Algal bioreactor maker GreenFuel Technologies Corp. has reached an agreement to build an algae-based fuel plant in Europe, according to a report on website Xconomy. The project, according to the report, which cites an anonymous source close to the company, is valued at $92 million.
Further details of the project weren't available but, if built, the plant would be Cambridge-based GreenFuel's first commercial plant, after building smaller scale test plants in Arizona and other locations, according to company documents.

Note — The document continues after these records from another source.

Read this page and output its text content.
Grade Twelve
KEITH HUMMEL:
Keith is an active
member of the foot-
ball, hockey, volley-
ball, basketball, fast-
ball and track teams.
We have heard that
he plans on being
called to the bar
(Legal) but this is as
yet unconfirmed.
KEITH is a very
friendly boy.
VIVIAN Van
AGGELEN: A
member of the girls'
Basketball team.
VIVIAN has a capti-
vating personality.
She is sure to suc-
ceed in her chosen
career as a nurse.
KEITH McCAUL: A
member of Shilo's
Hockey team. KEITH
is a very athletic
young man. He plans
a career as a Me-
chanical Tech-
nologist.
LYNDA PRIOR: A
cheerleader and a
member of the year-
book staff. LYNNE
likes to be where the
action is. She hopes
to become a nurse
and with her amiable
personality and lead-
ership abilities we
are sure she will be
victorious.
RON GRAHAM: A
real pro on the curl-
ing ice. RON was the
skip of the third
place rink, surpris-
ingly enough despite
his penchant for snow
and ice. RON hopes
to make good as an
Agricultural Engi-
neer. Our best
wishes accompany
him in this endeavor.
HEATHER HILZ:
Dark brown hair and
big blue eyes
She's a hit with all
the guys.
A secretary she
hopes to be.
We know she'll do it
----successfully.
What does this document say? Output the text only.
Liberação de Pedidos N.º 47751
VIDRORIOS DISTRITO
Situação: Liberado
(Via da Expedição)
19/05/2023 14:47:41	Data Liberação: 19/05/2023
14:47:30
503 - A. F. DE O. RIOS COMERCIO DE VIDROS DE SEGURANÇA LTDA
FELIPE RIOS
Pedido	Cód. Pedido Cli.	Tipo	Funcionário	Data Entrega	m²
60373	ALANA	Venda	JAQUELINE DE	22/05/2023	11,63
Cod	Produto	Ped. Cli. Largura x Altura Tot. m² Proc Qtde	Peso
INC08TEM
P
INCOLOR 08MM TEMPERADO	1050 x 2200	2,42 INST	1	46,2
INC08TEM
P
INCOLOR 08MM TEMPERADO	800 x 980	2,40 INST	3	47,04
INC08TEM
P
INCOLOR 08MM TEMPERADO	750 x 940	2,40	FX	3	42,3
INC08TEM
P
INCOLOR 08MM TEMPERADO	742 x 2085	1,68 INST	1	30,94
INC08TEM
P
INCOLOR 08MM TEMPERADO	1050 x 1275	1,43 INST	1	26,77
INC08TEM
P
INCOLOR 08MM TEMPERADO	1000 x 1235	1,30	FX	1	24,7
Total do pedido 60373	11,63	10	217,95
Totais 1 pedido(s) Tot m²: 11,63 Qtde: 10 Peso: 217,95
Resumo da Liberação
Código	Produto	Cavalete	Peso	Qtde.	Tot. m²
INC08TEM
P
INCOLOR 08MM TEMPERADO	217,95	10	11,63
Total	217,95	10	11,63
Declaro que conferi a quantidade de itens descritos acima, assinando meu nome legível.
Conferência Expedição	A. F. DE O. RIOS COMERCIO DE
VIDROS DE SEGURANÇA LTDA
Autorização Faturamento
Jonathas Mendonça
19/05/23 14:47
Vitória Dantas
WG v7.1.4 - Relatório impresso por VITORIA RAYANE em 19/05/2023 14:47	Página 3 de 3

It is also a major step for a firm working its way back from the brink. Last spring, the company was forced to scale back its operations after new funding failed to come through and the Arizona project yielded some unexpected results. At the time, CEO Cary Bullock stepped down, but remained with the company, while board member and investor Bob Metcalfe, of 3Com Corp. fame, took the helm as interim CEO. At the time, the company also brought in a bridge round of funding worth $5.5 million.
Founded in 2001 by former MIT researcher Isaac Berzin -- who is now the company's CTO -- GreenFuel's technology uses algae to mitigate both nitrous oxide and carbon dioxide, key components in greenhouse gas emissions, from flue gas emissions in power plants burning fossil fuels such as coal, oil and natural gas.
The company has raised more than $17 million in venture funding from Polaris Venture Partners (where Metcalfe is a partner), Access Industries and Draper Fisher Jurvetson.